HSS Presents New Research at the AAOS Annual Meeting
At this year’s American Academy of Orthopaedic Surgeons (AAOS) Annual Meeting, HSS physicians and scientists presented exciting new research related to clinical advancements for care and patient outcomes in orthopedics.
Research highlights include utilizing intra-operative three-dimensional (3-D) imaging to confirm the accuracy of pedicle screw placement in spine surgery, use of a 30-camera array (3dMD) to scan the body to assess how much range of motion youths with scoliosis have in their torso, higher fracture risk after total hip replacement with cementless implants to treat femoral neck fractures, minimally invasive surgery, racial disparities, opioid alternatives for pain management in spine care and a minimally invasive procedure for treating bunions does not affect those with asymptomatic flatfoot.
An HSS study led by Darren Lebl, MD, spine surgeon and Fedan Avrumova, clinical research coordinator found that 3-D imaging was superior to two-dimensional radiographs in confirming the accuracy of pedicle screw placement during spine surgery. Based on these findings, they suggest that for intraoperative confirmation of screw position 3-D imaging may soon represent a new standard of care.
A collaborative study by Roger Widmann, MD, chief of the Pediatric Orthopedic Surgery Service at HSS and Howard Hillstrom, PhD a biomechanical engineer at HSS, senior director of the Leon Root, MD Motion Analysis Laboratory, found that a technique called 3dMD, which uses an array of highly sensitive cameras can image the entire body in a fraction of a second, and produces clinically meaningful information, giving spine surgeons an accurate assessment of how much range of motion youths with scoliosis have in their torso.

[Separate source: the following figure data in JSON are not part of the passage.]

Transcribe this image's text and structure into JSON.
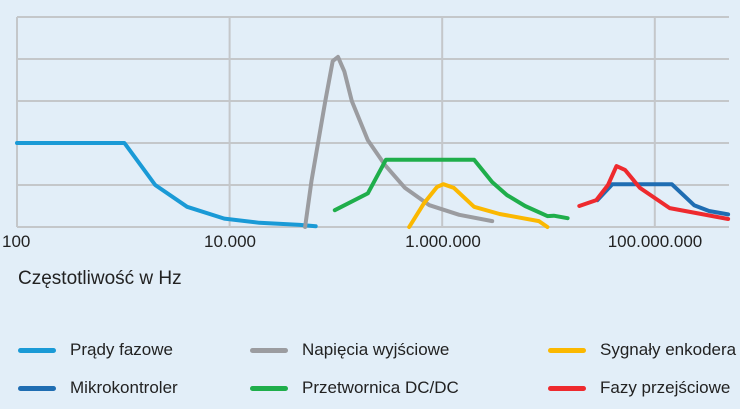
{
  "chart_data": {
    "type": "line",
    "title": "",
    "xlabel": "Częstotliwość w Hz",
    "ylabel": "",
    "x_scale": "log10",
    "xlim": [
      100,
      200000000
    ],
    "ylim": [
      0,
      5
    ],
    "x_ticks": [
      {
        "value": 100,
        "label": "100"
      },
      {
        "value": 10000,
        "label": "10.000"
      },
      {
        "value": 1000000,
        "label": "1.000.000"
      },
      {
        "value": 100000000,
        "label": "100.000.000"
      }
    ],
    "grid": true,
    "legend_position": "bottom",
    "series": [
      {
        "name": "Prądy fazowe",
        "color": "#1a9ad6",
        "points": [
          [
            2,
            2
          ],
          [
            3.01,
            2
          ],
          [
            3.3,
            1
          ],
          [
            3.6,
            0.48
          ],
          [
            3.95,
            0.2
          ],
          [
            4.28,
            0.1
          ],
          [
            4.66,
            0.05
          ],
          [
            4.81,
            0.02
          ]
        ]
      },
      {
        "name": "Napięcia wyjściowe",
        "color": "#9b9ca0",
        "points": [
          [
            4.71,
            0
          ],
          [
            4.77,
            1.1
          ],
          [
            4.9,
            3.0
          ],
          [
            4.97,
            3.95
          ],
          [
            5.02,
            4.05
          ],
          [
            5.08,
            3.7
          ],
          [
            5.15,
            3.0
          ],
          [
            5.3,
            2.07
          ],
          [
            5.46,
            1.48
          ],
          [
            5.65,
            0.93
          ],
          [
            5.88,
            0.52
          ],
          [
            6.16,
            0.29
          ],
          [
            6.47,
            0.14
          ]
        ]
      },
      {
        "name": "Sygnały enkodera",
        "color": "#fbb800",
        "points": [
          [
            5.69,
            0
          ],
          [
            5.83,
            0.57
          ],
          [
            5.95,
            0.95
          ],
          [
            6.01,
            1.02
          ],
          [
            6.11,
            0.93
          ],
          [
            6.3,
            0.48
          ],
          [
            6.54,
            0.31
          ],
          [
            6.91,
            0.14
          ],
          [
            6.99,
            0
          ]
        ]
      },
      {
        "name": "Mikrokontroler",
        "color": "#1f6db2",
        "points": [
          [
            7.46,
            0.64
          ],
          [
            7.6,
            1.02
          ],
          [
            7.95,
            1.02
          ],
          [
            8.16,
            1.02
          ],
          [
            8.37,
            0.52
          ],
          [
            8.51,
            0.38
          ],
          [
            8.69,
            0.3
          ]
        ]
      },
      {
        "name": "Przetwornica DC/DC",
        "color": "#1fae4b",
        "points": [
          [
            4.99,
            0.4
          ],
          [
            5.3,
            0.8
          ],
          [
            5.47,
            1.6
          ],
          [
            6.3,
            1.6
          ],
          [
            6.47,
            1.07
          ],
          [
            6.61,
            0.76
          ],
          [
            6.78,
            0.5
          ],
          [
            6.99,
            0.26
          ],
          [
            7.05,
            0.27
          ],
          [
            7.18,
            0.21
          ]
        ]
      },
      {
        "name": "Fazy przejściowe",
        "color": "#ee2a2e",
        "points": [
          [
            7.29,
            0.5
          ],
          [
            7.45,
            0.64
          ],
          [
            7.56,
            1
          ],
          [
            7.64,
            1.45
          ],
          [
            7.72,
            1.36
          ],
          [
            7.86,
            0.93
          ],
          [
            8.14,
            0.45
          ],
          [
            8.69,
            0.19
          ]
        ]
      }
    ]
  }
}
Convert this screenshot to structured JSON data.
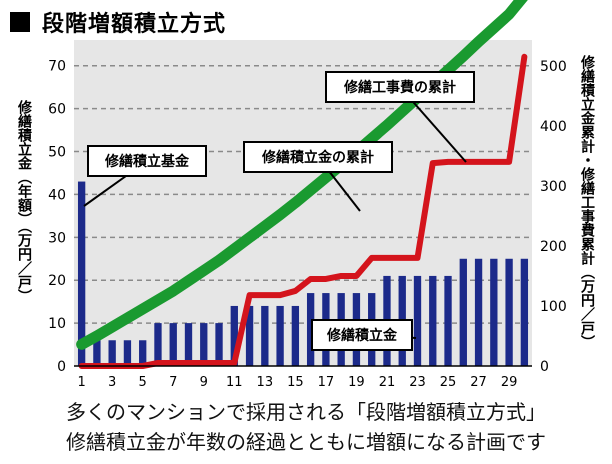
{
  "header": {
    "title": "段階増額積立方式"
  },
  "caption": {
    "line1": "多くのマンションで採用される「段階増額積立方式」",
    "line2": "修繕積立金が年数の経過とともに増額になる計画です"
  },
  "chart_data": {
    "type": "bar+line",
    "x": [
      1,
      2,
      3,
      4,
      5,
      6,
      7,
      8,
      9,
      10,
      11,
      12,
      13,
      14,
      15,
      16,
      17,
      18,
      19,
      20,
      21,
      22,
      23,
      24,
      25,
      26,
      27,
      28,
      29,
      30
    ],
    "x_tick_labels": [
      "1",
      "3",
      "5",
      "7",
      "9",
      "11",
      "13",
      "15",
      "17",
      "19",
      "21",
      "23",
      "25",
      "27",
      "29"
    ],
    "y_left": {
      "label": "修繕積立金（年額）（万円／戸）",
      "ticks": [
        0,
        10,
        20,
        30,
        40,
        50,
        60,
        70
      ],
      "ylim": [
        0,
        76
      ]
    },
    "y_right": {
      "label": "修繕積立金累計・修繕工事費累計（万円／戸）",
      "ticks": [
        0,
        100,
        200,
        300,
        400,
        500
      ],
      "ylim": [
        0,
        543
      ]
    },
    "grid": true,
    "colors": {
      "bars": "#1c2a8a",
      "cumulative_savings": "#1a9a30",
      "cumulative_cost": "#d4141c",
      "plot_bg": "#e6e6e6"
    },
    "series": [
      {
        "name": "修繕積立金",
        "axis": "left",
        "kind": "bar",
        "values": [
          43,
          6,
          6,
          6,
          6,
          10,
          10,
          10,
          10,
          10,
          14,
          14,
          14,
          14,
          14,
          17,
          17,
          17,
          17,
          17,
          21,
          21,
          21,
          21,
          21,
          25,
          25,
          25,
          25,
          25
        ]
      },
      {
        "name": "修繕積立金の累計",
        "axis": "right",
        "kind": "line",
        "values": [
          36,
          50,
          65,
          80,
          95,
          110,
          125,
          142,
          159,
          176,
          195,
          214,
          233,
          252,
          272,
          293,
          314,
          335,
          357,
          379,
          401,
          424,
          447,
          470,
          493,
          516,
          540,
          563,
          586,
          617
        ]
      },
      {
        "name": "修繕工事費の累計",
        "axis": "right",
        "kind": "line",
        "values": [
          0,
          0,
          0,
          0,
          0,
          5,
          5,
          5,
          5,
          5,
          5,
          118,
          118,
          118,
          125,
          145,
          145,
          150,
          150,
          180,
          180,
          180,
          180,
          338,
          340,
          340,
          340,
          340,
          340,
          515
        ]
      }
    ],
    "annotations": [
      {
        "text": "修繕積立基金",
        "x": 1,
        "y": 43,
        "axis": "left"
      },
      {
        "text": "修繕積立金の累計",
        "x": 18.5,
        "y": 335,
        "axis": "right"
      },
      {
        "text": "修繕工事費の累計",
        "x": 23.5,
        "y": 340,
        "axis": "right"
      },
      {
        "text": "修繕積立金",
        "x": 20,
        "y": 19,
        "axis": "left"
      }
    ]
  }
}
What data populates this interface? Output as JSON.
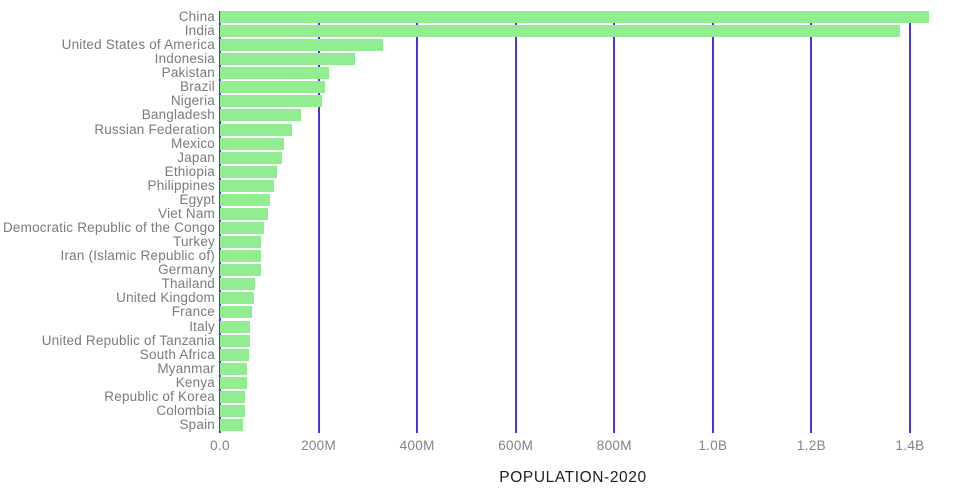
{
  "chart_data": {
    "type": "bar",
    "orientation": "horizontal",
    "title": "POPULATION-2020",
    "xlabel": "POPULATION-2020",
    "ylabel": "",
    "grid": "vertical",
    "legend": "none",
    "xlim_millions": [
      0,
      1480
    ],
    "x_ticks": [
      {
        "label": "0.0",
        "value_millions": 0
      },
      {
        "label": "200M",
        "value_millions": 200
      },
      {
        "label": "400M",
        "value_millions": 400
      },
      {
        "label": "600M",
        "value_millions": 600
      },
      {
        "label": "800M",
        "value_millions": 800
      },
      {
        "label": "1.0B",
        "value_millions": 1000
      },
      {
        "label": "1.2B",
        "value_millions": 1200
      },
      {
        "label": "1.4B",
        "value_millions": 1400
      }
    ],
    "categories": [
      "China",
      "India",
      "United States of America",
      "Indonesia",
      "Pakistan",
      "Brazil",
      "Nigeria",
      "Bangladesh",
      "Russian Federation",
      "Mexico",
      "Japan",
      "Ethiopia",
      "Philippines",
      "Egypt",
      "Viet Nam",
      "Democratic Republic of the Congo",
      "Turkey",
      "Iran (Islamic Republic of)",
      "Germany",
      "Thailand",
      "United Kingdom",
      "France",
      "Italy",
      "United Republic of Tanzania",
      "South Africa",
      "Myanmar",
      "Kenya",
      "Republic of Korea",
      "Colombia",
      "Spain"
    ],
    "values_millions": [
      1439,
      1380,
      331,
      274,
      221,
      213,
      206,
      165,
      146,
      129,
      126,
      115,
      110,
      102,
      97,
      90,
      84,
      84,
      84,
      70,
      68,
      65,
      60,
      60,
      59,
      54,
      54,
      51,
      51,
      47
    ],
    "colors": {
      "bar": "#90ee90",
      "gridline": "#4338e6",
      "category_label": "#7b7b7b",
      "tick_label": "#838383",
      "axis_title": "#1e1e1e",
      "background": "#ffffff"
    }
  }
}
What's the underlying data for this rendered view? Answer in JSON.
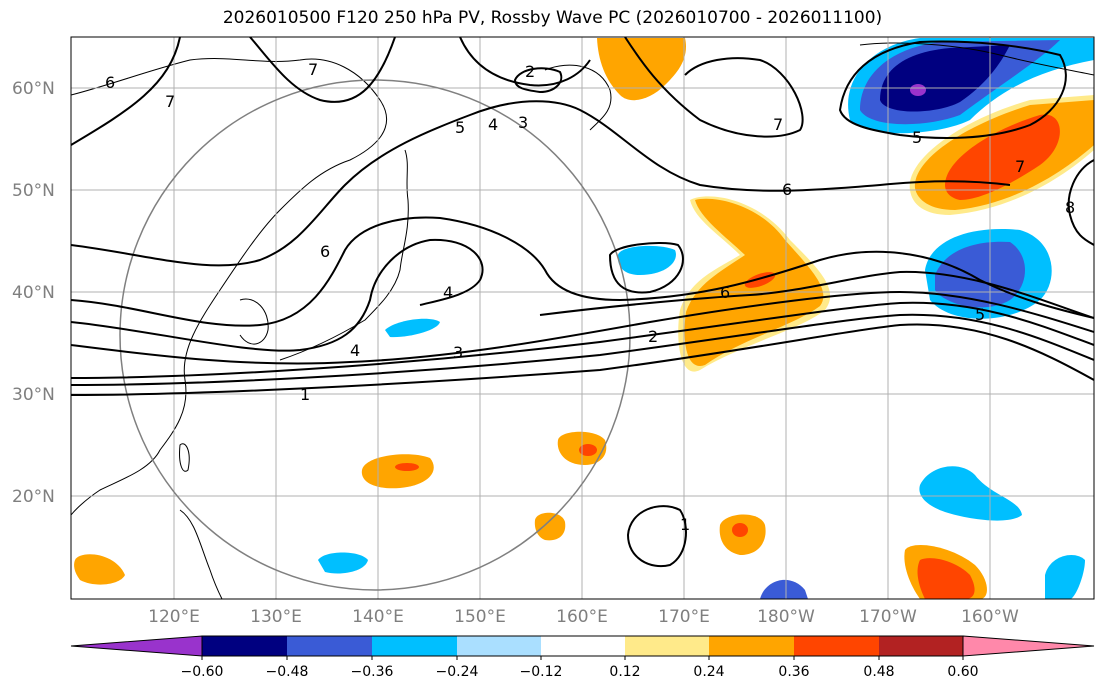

In a multicenter study that included Alexander McLawhorn, MD, MBA, hip and knee surgeon at HSS and Michael Kheir, former fellow at HSS found that total hip replacement performed with a cementless prosthesis for a femoral neck fracture led to a higher rate of a second fracture and subsequent revision surgery.
HSS presented new research on a variety of topics in orthopedic surgery, including studies related to minimally invasive surgery, racial disparities, and opioid alternatives for pain management in spine care at this year’s Annual Meeting of the American Academy of Orthopaedic Surgeons (AAOS).
A study by researchers at HSS including Rami Mizher, research assistant, and foot and ankle surgeon Anne Holland Johnson, MD, finds that treating a bunion with the minimally invasive procedure, MISB, does not make flatfoot worse in people with asymptomatic flatfoot and may even improve the condition.